Quali terre hanno contribuito alla sua ispirazione di poeta?

L'Italia e la sua cultura, per esempio, sono state importantissime per me da quando scoprii la poesia o forse da quando lei mi scoprì nel lontano 1973, anno in cui venni per la prima volta in Italia e incominciai a conoscerla. Allora abitavo in Virginia vicino a Washington e i miei tre figli andavano già a scuola.
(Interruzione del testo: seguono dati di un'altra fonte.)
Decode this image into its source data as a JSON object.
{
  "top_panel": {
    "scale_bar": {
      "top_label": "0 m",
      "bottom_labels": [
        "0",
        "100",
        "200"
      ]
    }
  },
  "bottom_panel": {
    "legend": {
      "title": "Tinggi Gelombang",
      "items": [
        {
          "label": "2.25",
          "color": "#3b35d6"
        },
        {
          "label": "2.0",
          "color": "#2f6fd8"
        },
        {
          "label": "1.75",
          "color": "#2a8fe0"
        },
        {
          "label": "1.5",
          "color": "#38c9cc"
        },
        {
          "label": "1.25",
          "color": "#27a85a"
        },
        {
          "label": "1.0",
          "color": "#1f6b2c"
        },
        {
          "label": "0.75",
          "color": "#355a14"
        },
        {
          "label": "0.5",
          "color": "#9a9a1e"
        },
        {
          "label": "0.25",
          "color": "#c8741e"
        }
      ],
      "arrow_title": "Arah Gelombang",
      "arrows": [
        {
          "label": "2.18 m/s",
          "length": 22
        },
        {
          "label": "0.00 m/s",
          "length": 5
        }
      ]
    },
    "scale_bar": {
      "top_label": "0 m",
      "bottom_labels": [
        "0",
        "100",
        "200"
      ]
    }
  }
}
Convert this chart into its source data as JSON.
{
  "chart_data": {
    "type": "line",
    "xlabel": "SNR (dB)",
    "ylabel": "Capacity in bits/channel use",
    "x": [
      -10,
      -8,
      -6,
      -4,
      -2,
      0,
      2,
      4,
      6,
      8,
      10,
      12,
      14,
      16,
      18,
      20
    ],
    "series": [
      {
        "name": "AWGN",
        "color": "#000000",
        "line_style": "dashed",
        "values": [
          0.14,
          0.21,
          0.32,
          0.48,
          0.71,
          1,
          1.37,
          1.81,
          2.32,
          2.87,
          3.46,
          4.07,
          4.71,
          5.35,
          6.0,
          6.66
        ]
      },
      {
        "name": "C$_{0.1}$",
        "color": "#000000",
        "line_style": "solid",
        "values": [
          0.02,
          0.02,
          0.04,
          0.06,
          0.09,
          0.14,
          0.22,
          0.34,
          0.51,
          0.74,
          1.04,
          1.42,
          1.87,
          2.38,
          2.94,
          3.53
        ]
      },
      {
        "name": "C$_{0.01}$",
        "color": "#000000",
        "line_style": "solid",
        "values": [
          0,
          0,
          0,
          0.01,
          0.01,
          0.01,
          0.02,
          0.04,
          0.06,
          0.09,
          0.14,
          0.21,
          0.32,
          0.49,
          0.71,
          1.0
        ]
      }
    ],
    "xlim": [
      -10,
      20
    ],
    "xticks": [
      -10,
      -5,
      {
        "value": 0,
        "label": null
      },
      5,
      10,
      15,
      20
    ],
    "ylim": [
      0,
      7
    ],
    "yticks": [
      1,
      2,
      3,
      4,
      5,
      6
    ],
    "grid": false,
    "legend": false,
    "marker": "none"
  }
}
Nella mia raccolta Florencia nuestra (Firenze nostra) che è stata pubblicata nel 1992 e scritta nel 1981, si trova un poesia che evoca il momento d'epifania mentre mi trovavo a Venezia, d'immediata sintonia con me stessa e l'universo: "Aprire una finestra che da sull'acqua: / prodezza gioiosa del vivere / attraverso i tempi. / Forse altre pareti ed altra età / ma gli stessi giochi della luce / lo stesso ponte...". E nel 1987 a Cagliari è stata pubblicata il libro, in edizione bilingue, Arie etrusche, tradotta dal poeta Pietro Civitareale, in cui la poesia Italia in me dice: "... ti sognavo all'Avana, / a Washington, Caracas e Miami / e ora ti penso a Boston / mentre mi stai sognando / e nutri la mia vita col tuo sguardo (...) non terra del nascere - che non si elegge / e comporta spogliamento o sottomissione / e persiste dolorosamente se lontana - / ma del compiuto rinascere / nell'andare tessendo tempo ed anima (...) Italia, / la sognata sognante, / come patria innocente ti reclamo". In questo preciso momento è diventata la mia terra.

Quali altre figure, oltre a Penelope, hanno influenzato la sua poetica?

Credo che certi miti antichi racchiudano in se verità preziose sull'essere umano e le sue esperienze e rapporti fondamentali. Solo attraverso la poesia possono giungere in un modo in cui ognuno, in ogni epoca, riesce a vedere le cose che già erano lì in attesa di essere svelate. Sono anche convinta che la poesia ha questa capacità e la funzione etica di contribuire alla realizzazione propriamente umana, in particolare in un tempo in cui si vuole imporre un'immagine mediatica, e lei (la poesia) è appunto la cenerentola tra le arti.
In un'epoca che tende a disumanizzare e avvelenare i rapporti, ci vuole la parola poetica per restituire Euridice alla vita. Infatti, un anno prima di scrivere Viajes de Penélope, pubblicai la raccolta Eurídice en la fuente (Euridice nella fontana), in cui mi identifico con l'amata d'Orfeo, e quindi con lui e la sua musica. Ma la fontana della prima parte del libro è quella del patio della mia casa d'infanzia all'Avana e solo nella parte centrale ci sono poesie che parlano direttamente del mito, tra le quali una intitolata Se Euridice parlasse.
Forse l'anno prossimo uscirà il saggio di una critica cubana, che insegna in Brasile, nel quale realizza un studio comparativo tra la Euridice di Margaret Atwood e quella della mia opera, pubblicata nel 1979.




Juana Rosa Pita JUANA ROSA PITA

È nata a L'Avana, Cuba, nel dicembre del 1939, ma da decenni vive negli Stati Uniti, attualmente risiede a Boston. Poeta e traduttrice, si è laureata all'Università di Washington. Dal 1976 al 1986 è stata co-direttrice della casa editrice Solar. Dal 1989 al 1992 ha insegnato Lingua e Letteratura Ispanoamericana alla Tulane University di New Orleans.
Ha pubblicato una ventina di libri di poesia.
I viaggi di Penelope (Viajes de Penélope) fu pubblicato la prima volta a Miami, nel 1980.